Senior Devops Engineer
Who we are:
Welcome to BookedBy, an industry-leading business management solution and scheduling software for salons, spas, and barbershops everywhere. BookedBy — with headquarters in Austin, TX — features more than 100 employees across three continents and powers thousands of locations worldwide with top brands such as Sport Clips Haircuts, Diesel Barbershop, Perfect Look, Sharkey’s Cuts for Kids, Hairzoo, and more. Founded in 2011, BookedBy’s scheduling platform has more than 60 million bookings annually and is expanding into other service-based industries.
Job Summary:
We are seeking a Senior DevOps Engineer to help scale and operate the infrastructure behind BookedBy’s platform. You will design, implement, and maintain AWS cloud environments, manage Kubernetes-based services, and build automation frameworks to ensure our systems are highly available, secure, and performant. You will collaborate closely with software engineers to improve developer productivity, streamline CI/CD with GitLab and ArgoCD, and bring operational excellence to production systems. You’ll also leverage AI tools to automate repetitive tasks, accelerate incident response, and continuously optimize system performance.
Key Responsibilities:
- Design, build, and maintain AWS cloud infrastructure supporting BookedBy’s applications.
- Manage and improve Kubernetes clusters (updates, scaling, monitoring, lifecycle management).
- Build and optimize CI/CD pipelines with GitLab and ArgoCD, supporting versioning, rollbacks, and progressive delivery (canary, blue/green).
- Automate infrastructure provisioning and management using Infrastructure-as-Code (Terraform for infrastructure, Helm for Kubernetes applications, ArgoCD for GitOps-driven deployments).
- Enhance observability with metrics, logs, and tracing (e.g., Prometheus, Grafana, Datadog, ELK).
- Implement and maintain security best practices, including continuous audits and compliance readiness (e.g., SOC2).
- Support application migration to Kubernetes and modernization efforts by deprecating legacy deployment tooling.
- Troubleshoot and resolve complex infrastructure and deployment issues in production.
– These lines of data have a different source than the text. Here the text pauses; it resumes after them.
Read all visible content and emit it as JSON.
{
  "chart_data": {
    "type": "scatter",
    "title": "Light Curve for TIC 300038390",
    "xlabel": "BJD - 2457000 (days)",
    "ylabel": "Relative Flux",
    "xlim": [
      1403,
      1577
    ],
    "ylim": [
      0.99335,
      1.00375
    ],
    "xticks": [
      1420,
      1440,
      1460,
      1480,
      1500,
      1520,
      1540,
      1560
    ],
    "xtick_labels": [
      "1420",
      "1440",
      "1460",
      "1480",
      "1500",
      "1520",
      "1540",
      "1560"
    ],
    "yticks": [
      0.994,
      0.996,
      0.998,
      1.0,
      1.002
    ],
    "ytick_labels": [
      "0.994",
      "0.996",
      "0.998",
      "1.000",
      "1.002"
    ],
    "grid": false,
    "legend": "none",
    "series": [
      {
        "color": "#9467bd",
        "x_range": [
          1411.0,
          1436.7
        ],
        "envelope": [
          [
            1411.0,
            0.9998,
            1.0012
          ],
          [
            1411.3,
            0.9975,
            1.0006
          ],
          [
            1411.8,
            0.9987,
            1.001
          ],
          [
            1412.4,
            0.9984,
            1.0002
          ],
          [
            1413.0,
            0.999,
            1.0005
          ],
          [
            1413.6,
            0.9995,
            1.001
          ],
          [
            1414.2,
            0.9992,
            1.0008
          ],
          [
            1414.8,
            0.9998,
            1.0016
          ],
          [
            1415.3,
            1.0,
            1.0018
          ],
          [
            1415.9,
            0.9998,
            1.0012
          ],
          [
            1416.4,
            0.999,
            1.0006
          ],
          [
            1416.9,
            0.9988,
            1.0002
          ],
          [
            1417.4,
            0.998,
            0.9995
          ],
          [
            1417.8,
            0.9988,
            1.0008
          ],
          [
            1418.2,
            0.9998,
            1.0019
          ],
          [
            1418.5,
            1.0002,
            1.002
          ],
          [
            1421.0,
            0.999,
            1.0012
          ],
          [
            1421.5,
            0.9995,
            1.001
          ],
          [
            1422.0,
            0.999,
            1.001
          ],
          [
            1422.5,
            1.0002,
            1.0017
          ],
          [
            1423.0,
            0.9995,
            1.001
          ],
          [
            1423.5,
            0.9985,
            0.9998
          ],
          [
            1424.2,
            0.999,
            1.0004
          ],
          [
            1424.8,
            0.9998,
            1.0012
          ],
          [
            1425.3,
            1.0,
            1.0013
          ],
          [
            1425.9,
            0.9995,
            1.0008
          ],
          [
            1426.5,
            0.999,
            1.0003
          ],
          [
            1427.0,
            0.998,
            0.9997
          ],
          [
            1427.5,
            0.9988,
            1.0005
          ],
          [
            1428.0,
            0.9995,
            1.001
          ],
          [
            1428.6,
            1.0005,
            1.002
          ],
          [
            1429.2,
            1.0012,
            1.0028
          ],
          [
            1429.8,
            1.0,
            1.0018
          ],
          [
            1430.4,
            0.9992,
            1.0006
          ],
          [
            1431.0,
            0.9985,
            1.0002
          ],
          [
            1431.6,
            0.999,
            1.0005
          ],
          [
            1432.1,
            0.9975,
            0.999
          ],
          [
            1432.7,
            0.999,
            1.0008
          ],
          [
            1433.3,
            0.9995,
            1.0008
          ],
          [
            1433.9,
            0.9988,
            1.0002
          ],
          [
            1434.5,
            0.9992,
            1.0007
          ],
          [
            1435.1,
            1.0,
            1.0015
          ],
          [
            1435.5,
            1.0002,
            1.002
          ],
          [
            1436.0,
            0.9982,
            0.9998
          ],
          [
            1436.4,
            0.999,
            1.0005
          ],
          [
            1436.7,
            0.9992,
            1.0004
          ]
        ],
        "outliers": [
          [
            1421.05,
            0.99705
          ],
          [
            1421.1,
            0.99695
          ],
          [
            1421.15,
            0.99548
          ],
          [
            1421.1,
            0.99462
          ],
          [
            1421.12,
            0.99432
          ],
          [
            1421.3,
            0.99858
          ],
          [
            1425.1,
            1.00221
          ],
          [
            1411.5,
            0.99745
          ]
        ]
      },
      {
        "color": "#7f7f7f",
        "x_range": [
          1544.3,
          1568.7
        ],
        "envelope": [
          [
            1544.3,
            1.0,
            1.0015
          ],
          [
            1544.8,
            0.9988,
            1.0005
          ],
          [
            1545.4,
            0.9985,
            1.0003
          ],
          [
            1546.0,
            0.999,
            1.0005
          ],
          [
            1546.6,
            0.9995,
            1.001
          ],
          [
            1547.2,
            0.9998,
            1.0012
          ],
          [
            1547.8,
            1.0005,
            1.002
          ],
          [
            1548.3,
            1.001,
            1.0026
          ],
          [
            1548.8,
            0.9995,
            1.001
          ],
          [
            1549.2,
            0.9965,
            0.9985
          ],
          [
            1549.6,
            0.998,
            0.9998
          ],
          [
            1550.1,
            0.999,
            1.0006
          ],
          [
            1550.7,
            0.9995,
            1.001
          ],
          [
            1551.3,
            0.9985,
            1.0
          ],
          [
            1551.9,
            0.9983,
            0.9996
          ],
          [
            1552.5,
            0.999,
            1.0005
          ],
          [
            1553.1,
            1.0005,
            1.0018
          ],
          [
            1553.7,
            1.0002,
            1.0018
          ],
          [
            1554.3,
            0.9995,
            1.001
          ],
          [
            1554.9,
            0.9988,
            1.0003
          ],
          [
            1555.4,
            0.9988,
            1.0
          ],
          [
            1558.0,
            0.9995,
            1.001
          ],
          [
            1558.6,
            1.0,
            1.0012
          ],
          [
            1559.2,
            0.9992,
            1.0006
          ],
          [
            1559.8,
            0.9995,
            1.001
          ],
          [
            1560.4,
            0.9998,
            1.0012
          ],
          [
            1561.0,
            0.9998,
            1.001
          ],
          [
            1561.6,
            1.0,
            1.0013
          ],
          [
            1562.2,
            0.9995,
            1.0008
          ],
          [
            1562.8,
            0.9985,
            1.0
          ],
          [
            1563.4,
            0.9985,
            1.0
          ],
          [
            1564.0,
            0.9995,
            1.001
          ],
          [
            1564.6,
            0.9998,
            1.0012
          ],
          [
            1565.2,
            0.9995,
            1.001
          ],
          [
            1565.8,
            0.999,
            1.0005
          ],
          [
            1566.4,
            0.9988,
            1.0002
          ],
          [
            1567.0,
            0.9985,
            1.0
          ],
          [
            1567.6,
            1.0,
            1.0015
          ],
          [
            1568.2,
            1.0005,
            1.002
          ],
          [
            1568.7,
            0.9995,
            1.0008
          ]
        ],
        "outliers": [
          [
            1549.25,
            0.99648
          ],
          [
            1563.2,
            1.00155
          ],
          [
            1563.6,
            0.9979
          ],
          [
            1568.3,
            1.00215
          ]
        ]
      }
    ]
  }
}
- Write and maintain runbooks and operational documentation to improve reliability and response.
- Use AI-driven monitoring, anomaly detection, and automation to improve reliability and efficiency.
- Participate in an on-call rotation, ensuring fast, effective incident response.
Qualifications & Skills:
- 5+ years of DevOps / SRE / Platform Engineering experience.
- Strong expertise with AWS services (EC2, RDS, S3, Route53, ELB/ALB, IAM, networking).
- Hands-on experience managing Kubernetes clusters.
- Proficiency with containers (Docker) and orchestration patterns.
- Strong knowledge of Terraform (infrastructure), Helm (Kubernetes packaging), and ArgoCD (GitOps deployments).
- Experience building and maintaining CI/CD pipelines (GitLab preferred, but familiarity with Jenkins, GitHub Actions, or Bamboo is welcome).
- Familiarity with observability stacks (Prometheus, Grafana, Datadog, ELK).
- Strong scripting/automation skills (Python, Bash, Ruby).
- Proficiency with Linux and command-line troubleshooting.
- Solid understanding of distributed systems, scaling, and cloud security practices.
- Strong collaboration and communication skills.
- Excitement about applying AI to automate workflows, predict incidents, and enhance operational efficiency.